Füllen Sie die Antworten auf die 7 Fragen in die Maske oben waagrecht chronologisch ein, die farbigen Felder senkrecht ergeben das gesuchte Lösungswort. Alle richtigen Einsendungen bis 31. Oktober 2020 nehmen an der Verlosung teil!

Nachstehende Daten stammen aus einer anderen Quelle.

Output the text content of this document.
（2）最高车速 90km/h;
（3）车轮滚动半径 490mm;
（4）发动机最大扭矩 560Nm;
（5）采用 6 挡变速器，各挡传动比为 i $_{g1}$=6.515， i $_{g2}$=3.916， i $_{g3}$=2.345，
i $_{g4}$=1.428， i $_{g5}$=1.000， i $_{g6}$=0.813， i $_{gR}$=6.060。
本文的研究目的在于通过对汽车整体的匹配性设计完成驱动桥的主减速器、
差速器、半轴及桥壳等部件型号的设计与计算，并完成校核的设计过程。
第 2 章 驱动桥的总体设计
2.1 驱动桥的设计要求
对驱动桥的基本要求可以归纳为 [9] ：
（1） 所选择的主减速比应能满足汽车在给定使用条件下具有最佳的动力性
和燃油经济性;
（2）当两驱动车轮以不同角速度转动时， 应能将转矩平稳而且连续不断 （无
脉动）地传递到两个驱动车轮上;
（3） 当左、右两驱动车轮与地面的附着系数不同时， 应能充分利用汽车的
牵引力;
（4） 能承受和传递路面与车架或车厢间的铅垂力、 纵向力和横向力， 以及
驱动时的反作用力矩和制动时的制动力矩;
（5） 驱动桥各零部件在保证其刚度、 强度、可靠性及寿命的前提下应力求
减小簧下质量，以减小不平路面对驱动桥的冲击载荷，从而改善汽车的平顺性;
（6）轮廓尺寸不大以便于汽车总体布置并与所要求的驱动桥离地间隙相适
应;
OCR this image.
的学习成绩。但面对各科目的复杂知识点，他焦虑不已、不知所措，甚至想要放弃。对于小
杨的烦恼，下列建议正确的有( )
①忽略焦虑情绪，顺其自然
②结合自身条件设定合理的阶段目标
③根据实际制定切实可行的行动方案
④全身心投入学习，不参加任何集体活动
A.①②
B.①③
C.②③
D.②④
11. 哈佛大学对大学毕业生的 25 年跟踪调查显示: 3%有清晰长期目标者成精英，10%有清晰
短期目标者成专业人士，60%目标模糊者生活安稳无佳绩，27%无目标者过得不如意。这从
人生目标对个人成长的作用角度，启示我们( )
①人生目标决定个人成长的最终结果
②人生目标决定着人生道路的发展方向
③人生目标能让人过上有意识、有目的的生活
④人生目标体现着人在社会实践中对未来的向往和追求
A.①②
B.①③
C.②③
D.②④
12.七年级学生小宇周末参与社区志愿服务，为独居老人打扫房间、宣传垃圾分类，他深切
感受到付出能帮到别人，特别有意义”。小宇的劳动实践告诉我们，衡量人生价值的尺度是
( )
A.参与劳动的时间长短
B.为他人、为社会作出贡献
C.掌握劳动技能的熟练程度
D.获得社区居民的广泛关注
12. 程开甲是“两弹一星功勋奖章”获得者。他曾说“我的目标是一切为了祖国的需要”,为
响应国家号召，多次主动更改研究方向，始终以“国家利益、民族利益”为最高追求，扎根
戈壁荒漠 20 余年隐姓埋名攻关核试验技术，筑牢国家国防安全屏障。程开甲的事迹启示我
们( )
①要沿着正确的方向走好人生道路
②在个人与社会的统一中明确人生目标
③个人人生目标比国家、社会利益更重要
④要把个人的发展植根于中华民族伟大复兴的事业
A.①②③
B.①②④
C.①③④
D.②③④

  • Frage 1: Von Adel, kleidete sich unser gesuchter Autor gern bayerisch und schrieb über Bergbahnbau oder eine Jugend ohne Gott. Auch wenn er seine Stücke gern an den Rändern der Gesellschaft ansiedelte, tauchte er 81 Jahre nach seinem Tod bei den Salzburger Festspielen auf. Wie lautete sein Vorname mit der raren Umlautdoppelung? 
  • Frage 2: Später brach er mit sich als 23-jährig Debütierendem und seinen fanatischen Jahren, machte den Schritt hinüber. Auch geografisch. Lange wohnte er in einer halbierten Stadt. Seit 2007 ist ein Preis nach ihm benannt, den zuletzt Angela & Lola erhielten. Wie hieß das andere Tal neben Lausa im Titel seines Erstlings?
  • Frage 3: Er ist so etwas wie der Lichtbringer, ein Prometheus. Für den armen Hans schwingt sich unser intellektueller Erklärer in diesem großen Roman vom Bleiben, Verharren, Sterben und der Höhenluft zum Erzieher auf. Äußerlich orientiert er sich am Schöpfer von König Ödipus und dem Roland von Berlin. Wie heißt diese Figur?
  • Frage 4: Hätte unserem gesuchten Autor das gefallen, Theumer mit Kummer zu verbinden, zumindest postum? Vielleicht. Vielleicht hätte er’s, wie auch Naturlyrik, verballhornt zum Lockergedicht oder Schwänzellied. Ihm verdankt Österreich einen lexigrafischen Roman, Spleengesänge und einen grünen November. Wie lautet sein Vorname?
  • Frage 5: Will man zu ihm, muss man in die Rue Raynouard. Will man sich auf diesen Besuch vorbereiten, muss man eine gigantische Menschen-Komödie lesen, die unser Autor mit viel Kaffee schrieb, auch mit Schulden rang er, dafür betete er Ewelina an. Wie hieß er, der sich selbst adelte, mit Nachnamen?
  • Frage 6: Noch im fernen New York hielt unser Autor einem Jugend-Lese-Idol die Treue; und das bis zu seinem Tod mit 96. Erst mit über 70 debütierte der Czernowitzer. Beim Nobelpreis für anderes übergangen, erhielt er, der mit Heraklit aus dem 13. Stock schaute, viele Preise als Schreibender. Wie hieß er mit Familiennamen?
  • Frage 7: Letztes Jahr ging sein Bicentenaire reichlich unbemerkt vorbei. Dieser Sitzriese, Schulabbrecher und mäßig talentierte Maler fand erst mit 42 einen bürgerlichen Posten. Entschleuniger, der er war, schickte er Shakespeare-Lover aufs Dorf, erfand einen Grünen, ließ Pankraz schmollen. Wie lautete der Nachname des Bebarteten?

Lösungshinweis:

Gesucht wird der Name eines Autors, in dessen Leben anfangs Kaffee und Kakao eine größere Rolle spielten. Bankkaufmann und Kommunist, erlebte er dann den Untergang seiner Heimatstadt mit. Später zog er wieder dorthin zurück. Gestohlene Melodie, Spirale, ein jüngerer Bruder, ein unbekannter Sieger, all das kam bei ihm vor.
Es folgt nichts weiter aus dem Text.